Here in America, and especially in the South, we want to get back to normal, but so many of us — too many of us — don’t actually want to do anything to make it happen. Again, this is perhaps more of an American problem than it is for many other places in the world, but we are especially concerned with “freedom”, and there is a subset of our population which is not only concerned, but obsessed with freedoms at the expense of anything else. So even though science shows pretty definitively that some measures can be pretty effective in halting the spread (wearing masks, staying home, etc), there are a lot of people (more than I would have guessed) who simply won’t be told what to do. And because these people vote, and mobilize others to vote, very aggressively, we have leaders who think the same way, or who at least perform as if they think the same way (which might as well be the same thing).

Which leaves us with a string of pathetic half-measures against this disease as opposed to forceful, definitive action. Here in Georgia, we don’t require masks to be worn out in public; we only strongly encourage” their use. But you don’t have to be a genius to know that if it’s not required, lots and lots of people aren’t going to do it. (Consider what the roadways would look like if the speed limit were not a legal requirement, but was only “strongly encouraged”. Or if stop signs were only a suggestion.)

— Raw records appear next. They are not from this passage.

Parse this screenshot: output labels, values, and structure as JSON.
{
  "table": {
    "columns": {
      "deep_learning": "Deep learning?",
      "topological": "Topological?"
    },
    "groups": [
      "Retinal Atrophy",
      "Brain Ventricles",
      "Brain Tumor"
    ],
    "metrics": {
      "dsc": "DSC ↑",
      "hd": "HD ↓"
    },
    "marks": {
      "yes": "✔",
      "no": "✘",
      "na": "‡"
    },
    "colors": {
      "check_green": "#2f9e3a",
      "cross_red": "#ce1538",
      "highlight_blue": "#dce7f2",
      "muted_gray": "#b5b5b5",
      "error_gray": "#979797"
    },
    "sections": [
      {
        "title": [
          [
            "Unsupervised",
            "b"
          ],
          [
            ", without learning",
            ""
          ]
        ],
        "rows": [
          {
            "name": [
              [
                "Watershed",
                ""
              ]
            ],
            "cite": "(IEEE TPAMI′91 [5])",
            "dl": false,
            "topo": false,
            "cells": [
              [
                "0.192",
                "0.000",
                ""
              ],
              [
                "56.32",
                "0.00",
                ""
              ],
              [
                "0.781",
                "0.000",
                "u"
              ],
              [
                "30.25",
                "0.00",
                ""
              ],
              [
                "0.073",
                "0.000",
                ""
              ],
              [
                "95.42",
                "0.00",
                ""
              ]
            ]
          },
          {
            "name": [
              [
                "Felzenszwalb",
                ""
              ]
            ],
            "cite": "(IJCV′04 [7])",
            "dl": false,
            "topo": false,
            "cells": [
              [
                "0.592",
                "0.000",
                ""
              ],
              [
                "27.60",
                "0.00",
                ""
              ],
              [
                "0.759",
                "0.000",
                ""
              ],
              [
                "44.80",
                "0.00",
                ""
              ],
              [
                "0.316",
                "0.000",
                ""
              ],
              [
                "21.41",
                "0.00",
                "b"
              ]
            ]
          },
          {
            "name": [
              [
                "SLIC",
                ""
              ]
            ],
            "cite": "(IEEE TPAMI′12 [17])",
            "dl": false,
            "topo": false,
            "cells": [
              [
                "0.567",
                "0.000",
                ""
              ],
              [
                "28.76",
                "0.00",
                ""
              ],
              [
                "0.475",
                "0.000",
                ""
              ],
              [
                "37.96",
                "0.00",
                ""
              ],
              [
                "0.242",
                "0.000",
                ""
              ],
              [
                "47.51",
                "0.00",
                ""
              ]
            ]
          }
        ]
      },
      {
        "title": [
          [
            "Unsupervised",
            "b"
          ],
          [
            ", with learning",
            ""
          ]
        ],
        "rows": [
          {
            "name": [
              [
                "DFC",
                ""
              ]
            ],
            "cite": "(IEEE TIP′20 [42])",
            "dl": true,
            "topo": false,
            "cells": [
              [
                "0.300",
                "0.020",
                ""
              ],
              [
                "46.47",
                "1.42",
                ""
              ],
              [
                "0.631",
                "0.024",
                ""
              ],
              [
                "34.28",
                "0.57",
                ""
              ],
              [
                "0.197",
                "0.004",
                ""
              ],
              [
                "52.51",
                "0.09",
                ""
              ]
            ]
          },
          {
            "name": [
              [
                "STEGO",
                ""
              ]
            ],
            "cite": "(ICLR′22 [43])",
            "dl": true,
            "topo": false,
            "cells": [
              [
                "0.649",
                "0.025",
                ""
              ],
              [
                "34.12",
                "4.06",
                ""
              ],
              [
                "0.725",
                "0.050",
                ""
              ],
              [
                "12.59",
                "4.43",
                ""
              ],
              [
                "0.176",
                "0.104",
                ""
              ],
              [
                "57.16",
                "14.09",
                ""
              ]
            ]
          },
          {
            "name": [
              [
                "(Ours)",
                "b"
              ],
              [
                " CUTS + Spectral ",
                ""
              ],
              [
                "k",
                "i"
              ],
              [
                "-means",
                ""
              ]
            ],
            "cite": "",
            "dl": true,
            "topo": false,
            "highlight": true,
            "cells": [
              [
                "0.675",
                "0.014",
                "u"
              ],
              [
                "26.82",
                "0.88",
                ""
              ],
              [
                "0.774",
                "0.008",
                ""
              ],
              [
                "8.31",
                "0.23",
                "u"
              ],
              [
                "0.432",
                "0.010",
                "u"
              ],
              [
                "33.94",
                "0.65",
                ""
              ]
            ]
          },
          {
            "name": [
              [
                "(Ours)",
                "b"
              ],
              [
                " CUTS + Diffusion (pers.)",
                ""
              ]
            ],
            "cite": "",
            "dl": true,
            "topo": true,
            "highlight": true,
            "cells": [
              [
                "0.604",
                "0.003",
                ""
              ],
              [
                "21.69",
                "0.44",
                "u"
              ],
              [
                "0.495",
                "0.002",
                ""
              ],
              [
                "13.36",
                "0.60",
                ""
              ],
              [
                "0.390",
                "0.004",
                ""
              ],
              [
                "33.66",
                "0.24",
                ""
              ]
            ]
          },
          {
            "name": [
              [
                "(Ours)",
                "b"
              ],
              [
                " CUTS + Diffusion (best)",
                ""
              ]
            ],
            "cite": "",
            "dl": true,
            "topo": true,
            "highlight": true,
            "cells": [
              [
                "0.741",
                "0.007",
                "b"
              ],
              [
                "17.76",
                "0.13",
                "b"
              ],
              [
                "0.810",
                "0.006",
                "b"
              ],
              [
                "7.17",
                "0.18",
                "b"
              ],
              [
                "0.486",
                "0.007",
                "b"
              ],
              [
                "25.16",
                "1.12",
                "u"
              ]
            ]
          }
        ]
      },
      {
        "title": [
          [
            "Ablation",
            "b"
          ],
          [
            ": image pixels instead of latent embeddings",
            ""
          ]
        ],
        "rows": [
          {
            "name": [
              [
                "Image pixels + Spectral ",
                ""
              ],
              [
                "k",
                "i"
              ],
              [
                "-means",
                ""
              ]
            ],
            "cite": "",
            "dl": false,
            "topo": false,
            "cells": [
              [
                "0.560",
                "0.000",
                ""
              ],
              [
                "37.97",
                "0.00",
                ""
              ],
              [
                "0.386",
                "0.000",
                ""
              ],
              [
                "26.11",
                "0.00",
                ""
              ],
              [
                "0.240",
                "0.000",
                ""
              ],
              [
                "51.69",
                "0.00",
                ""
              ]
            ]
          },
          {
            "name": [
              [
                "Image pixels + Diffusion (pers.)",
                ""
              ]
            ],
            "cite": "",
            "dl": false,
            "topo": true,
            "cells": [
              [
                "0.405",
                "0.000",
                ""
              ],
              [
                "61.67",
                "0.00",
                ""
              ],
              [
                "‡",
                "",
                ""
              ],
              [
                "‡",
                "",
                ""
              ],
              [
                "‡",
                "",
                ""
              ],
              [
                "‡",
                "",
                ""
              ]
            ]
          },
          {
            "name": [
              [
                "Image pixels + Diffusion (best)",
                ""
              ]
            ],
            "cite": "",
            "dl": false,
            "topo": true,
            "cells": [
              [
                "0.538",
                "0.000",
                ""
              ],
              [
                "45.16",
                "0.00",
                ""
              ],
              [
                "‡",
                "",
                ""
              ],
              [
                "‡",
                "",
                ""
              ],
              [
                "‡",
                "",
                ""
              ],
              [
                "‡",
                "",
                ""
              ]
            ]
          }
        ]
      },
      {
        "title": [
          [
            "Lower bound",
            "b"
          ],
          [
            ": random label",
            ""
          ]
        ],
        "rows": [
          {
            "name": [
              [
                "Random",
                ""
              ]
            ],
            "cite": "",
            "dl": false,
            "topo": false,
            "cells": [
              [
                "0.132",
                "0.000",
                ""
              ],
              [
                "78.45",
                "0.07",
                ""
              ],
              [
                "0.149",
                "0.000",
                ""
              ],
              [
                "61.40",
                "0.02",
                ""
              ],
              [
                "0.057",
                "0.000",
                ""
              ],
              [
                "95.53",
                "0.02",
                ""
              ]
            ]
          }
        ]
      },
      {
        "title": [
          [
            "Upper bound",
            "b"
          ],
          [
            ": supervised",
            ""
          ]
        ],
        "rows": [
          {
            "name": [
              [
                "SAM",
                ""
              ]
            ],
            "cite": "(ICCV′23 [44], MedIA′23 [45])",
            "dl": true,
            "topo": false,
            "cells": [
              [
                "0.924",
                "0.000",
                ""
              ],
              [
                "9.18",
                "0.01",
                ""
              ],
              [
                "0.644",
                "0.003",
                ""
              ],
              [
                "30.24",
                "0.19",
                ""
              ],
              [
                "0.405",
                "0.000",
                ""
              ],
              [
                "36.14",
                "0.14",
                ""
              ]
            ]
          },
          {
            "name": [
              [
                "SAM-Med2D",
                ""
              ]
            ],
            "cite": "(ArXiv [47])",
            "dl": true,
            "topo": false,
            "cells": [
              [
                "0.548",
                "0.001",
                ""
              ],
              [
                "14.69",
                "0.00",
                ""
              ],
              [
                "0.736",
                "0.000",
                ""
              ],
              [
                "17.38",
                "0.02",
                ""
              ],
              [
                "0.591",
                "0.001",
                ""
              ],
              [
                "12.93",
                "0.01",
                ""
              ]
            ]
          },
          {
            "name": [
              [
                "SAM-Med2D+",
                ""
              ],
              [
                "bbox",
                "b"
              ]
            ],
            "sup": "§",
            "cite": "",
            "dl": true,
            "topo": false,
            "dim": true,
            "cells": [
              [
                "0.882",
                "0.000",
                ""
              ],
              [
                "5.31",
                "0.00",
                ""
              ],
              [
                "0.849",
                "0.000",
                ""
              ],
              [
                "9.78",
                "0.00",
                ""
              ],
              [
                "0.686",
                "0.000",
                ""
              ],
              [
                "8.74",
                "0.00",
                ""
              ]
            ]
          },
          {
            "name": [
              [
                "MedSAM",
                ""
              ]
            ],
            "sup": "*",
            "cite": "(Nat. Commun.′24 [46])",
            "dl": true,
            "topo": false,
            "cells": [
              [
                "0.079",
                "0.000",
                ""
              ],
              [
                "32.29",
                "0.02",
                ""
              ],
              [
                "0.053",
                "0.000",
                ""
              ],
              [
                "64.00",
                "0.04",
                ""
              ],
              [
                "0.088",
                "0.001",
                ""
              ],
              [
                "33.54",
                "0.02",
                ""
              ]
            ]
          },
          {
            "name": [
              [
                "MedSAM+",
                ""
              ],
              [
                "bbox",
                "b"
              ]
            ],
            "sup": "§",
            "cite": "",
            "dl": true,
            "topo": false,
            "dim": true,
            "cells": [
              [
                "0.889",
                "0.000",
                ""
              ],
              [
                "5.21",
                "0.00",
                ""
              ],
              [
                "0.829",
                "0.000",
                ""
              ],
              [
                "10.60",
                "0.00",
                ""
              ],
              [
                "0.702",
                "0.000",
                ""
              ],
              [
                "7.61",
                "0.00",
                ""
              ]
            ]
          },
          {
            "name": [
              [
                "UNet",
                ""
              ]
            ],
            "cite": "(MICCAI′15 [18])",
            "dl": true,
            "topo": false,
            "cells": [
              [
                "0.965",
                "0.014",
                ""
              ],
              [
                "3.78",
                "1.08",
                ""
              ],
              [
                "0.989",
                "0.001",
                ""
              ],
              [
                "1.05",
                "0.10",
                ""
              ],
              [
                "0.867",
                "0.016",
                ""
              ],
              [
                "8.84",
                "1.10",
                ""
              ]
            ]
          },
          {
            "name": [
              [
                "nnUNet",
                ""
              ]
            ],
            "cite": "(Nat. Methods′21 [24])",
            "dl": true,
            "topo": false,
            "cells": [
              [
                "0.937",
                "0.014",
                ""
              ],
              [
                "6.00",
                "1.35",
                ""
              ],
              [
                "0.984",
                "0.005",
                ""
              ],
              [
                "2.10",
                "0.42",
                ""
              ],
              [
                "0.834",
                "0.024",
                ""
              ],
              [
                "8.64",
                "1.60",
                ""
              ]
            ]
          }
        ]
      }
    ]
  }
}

And now we are on the precipice of opening schools up again (even though figures in virtually every state are worse than they were when we closed them down back in march). And we get more half-measures. I can only speak for my own area, where we are opening on-schedule, with virtual learning an “option” but not a requirement (most students will be in class a week from today). Masks are “recommended”, but not required. Social distancing will take place where it is “practical”. Fine Arts programs are essentially shut down — chorus classes are not allowed to sing, band classes not allowed to play instruments — but sports are going full-speed ahead. Contact tracing is limited and on the honor system (the county is not doing any testing; if a student feels ill, it’s up to them and their family to get tested — or not, if they don’t feel like it!)

But we are opening up regardless — because we are determined to get back to “normal.”

Problem is, this isn’t normal. School with all these caveats and hedges and limitations isn’t “normal”. This is a patchwork of half-measures, a cavalcade of procedures and guidelines which might sound good on paper or in a sound bite but which begin to fall apart under the slightest bit of scrutiny. Any teacher or parent knows that even under the best of circumstances, a school is a petri dish and students are walking bacteria.

We’re not doing the things that would help us to get what we actually want.

What we are doing is waiting for a miracle.

But I, as a teacher of drama, can assure you: waiting is not action.

Hoping and praying is not action.

Newton’s laws are definitive for describing motion in the universe, but they tend to be true for people too: an object at rest will stay at rest, and an object in motion will stay in motion, until acted on by an outside force.

Waiting, and taking half-measures, is simply wasting time until something bigger and stronger takes action instead of you.

They say that God laughs while you’re making plans.

But while we’re waiting for a miracle, this disease is cackling its head off.